Cordula Nussbaum verweist an diesem Punkt darauf, dass es verschiedene Organisationstypen gibt. „Kreative Chaoten sind sehr spontan und flexibel. Viele verfügen über die Kompetenz, auf den letzten Drücker überraschend gute Leistung zu bringen. Das nennt sich Überraschungskompetenz. Auf den letzten Metern vor der Deadline sind sie hochkonzentriert, produktiv, kreativ, liefern ein super Ergebnis ab.“ Im Unterschied dazu gebe es Menschen, die fahrig und unkonzentriert werden, wenn ein Abgabetermin näherrückt und ihnen der Sicherheitspuffer fehlt.

Feedback hilft

Die Experimente der israelischen Psychologen mit 64 Studenten zielten unabhängig von solchen individuellen Organisationstypen aber darauf ab, die Performance des Gehirns unter Druck zu messen. In der Testsituation gab es lediglich zwei Ausreißer nach unten, diese wurden aus der Statistik herausgerechnet. Am Computer mussten die Probanden aus schnell aufeinander folgenden Bildern einen vorher definierten relevanten Teil auswählen und dabei künstlich erzeugte Ablenkungen ignorieren. Kontinuierlich rückgemeldeter Fortschritt beim Erledigen dieser Aufgabe motivierte die Probanden im Durchschnitt zu besserer Performance. Sie holten das Beste aus sich heraus, obwohl nicht die Qualität ihrer Arbeit bewertet wurde, sondern neutral über ihren Fortschritt informiert wurde.
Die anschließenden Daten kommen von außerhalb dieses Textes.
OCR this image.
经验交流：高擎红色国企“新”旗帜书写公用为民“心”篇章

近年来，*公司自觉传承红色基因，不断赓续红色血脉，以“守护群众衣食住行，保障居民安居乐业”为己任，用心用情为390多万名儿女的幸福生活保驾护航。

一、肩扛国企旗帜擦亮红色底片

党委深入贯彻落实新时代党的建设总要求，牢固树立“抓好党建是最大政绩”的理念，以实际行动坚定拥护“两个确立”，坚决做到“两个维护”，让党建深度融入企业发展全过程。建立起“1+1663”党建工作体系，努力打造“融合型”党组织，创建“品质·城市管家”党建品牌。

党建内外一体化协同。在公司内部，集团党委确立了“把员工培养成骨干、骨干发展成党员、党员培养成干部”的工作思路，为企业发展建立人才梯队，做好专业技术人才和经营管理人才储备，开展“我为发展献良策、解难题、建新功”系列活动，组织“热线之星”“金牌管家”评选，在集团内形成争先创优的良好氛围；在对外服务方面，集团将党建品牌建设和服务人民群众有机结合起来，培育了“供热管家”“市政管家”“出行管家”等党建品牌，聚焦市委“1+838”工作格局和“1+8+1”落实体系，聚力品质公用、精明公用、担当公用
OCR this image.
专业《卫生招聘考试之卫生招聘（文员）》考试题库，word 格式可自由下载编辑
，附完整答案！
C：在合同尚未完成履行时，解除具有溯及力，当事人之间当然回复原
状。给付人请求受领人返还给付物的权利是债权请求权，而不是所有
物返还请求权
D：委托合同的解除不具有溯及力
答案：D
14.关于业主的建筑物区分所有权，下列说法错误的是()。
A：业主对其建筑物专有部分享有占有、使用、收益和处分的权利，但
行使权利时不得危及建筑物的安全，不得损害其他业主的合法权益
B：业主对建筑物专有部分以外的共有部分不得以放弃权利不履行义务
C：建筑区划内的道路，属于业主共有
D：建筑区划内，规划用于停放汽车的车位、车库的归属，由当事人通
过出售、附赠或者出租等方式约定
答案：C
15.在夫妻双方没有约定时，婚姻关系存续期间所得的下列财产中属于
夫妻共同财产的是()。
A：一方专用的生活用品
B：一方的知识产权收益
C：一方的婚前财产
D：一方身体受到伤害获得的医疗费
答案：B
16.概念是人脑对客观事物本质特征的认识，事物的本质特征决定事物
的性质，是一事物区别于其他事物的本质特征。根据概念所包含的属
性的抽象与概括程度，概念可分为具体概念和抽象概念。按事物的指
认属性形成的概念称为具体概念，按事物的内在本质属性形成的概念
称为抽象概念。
Die Kontrollgruppe ohne Feedback schnitt schlechter ab. Das nahe Ende reichte für die kontinuierliche Anstrengung. Frühere Studien hingegen waren von einer kontinuierlich sinkenden Performance ausgegangen, je länger eine Aufgabe dauert. Zudem ging man von gleichzeitig ansteigender Müdigkeit aus.

Das wiederlegt die vorliegende Studie und zeigt damit, dass eine Deadline hilfreich ist, eine Aufgabe schnell und gut zu erledigen. „Wenn nur noch ein Aufgabenblock übrigbleibt, bis die gesamte Aufgabe abgeschlossen ist, muss man das Nachrichtenchecken am Smartphone oder das Ausstrecken der Beine nur noch ein kleines bisschen aufschieben, deshalb ist es nicht so schmerzhaft, wie wenn man es für eine unbekannte Zeitspanne aufschiebt“, begründen die Autoren.

Sie zeigten auch, dass die Ermüdung nicht so sehr mit der Dauer der Tätigkeit zu tun hat, weil sie mit den Opportunitätskosten zusammenhängt. Wichtig ist lediglich zu wissen, wie weit das Ende ist. Heißt: Wenn ich weiß, dass ich es bald geschafft habe, spüre ich keine Erschöpfung mehr.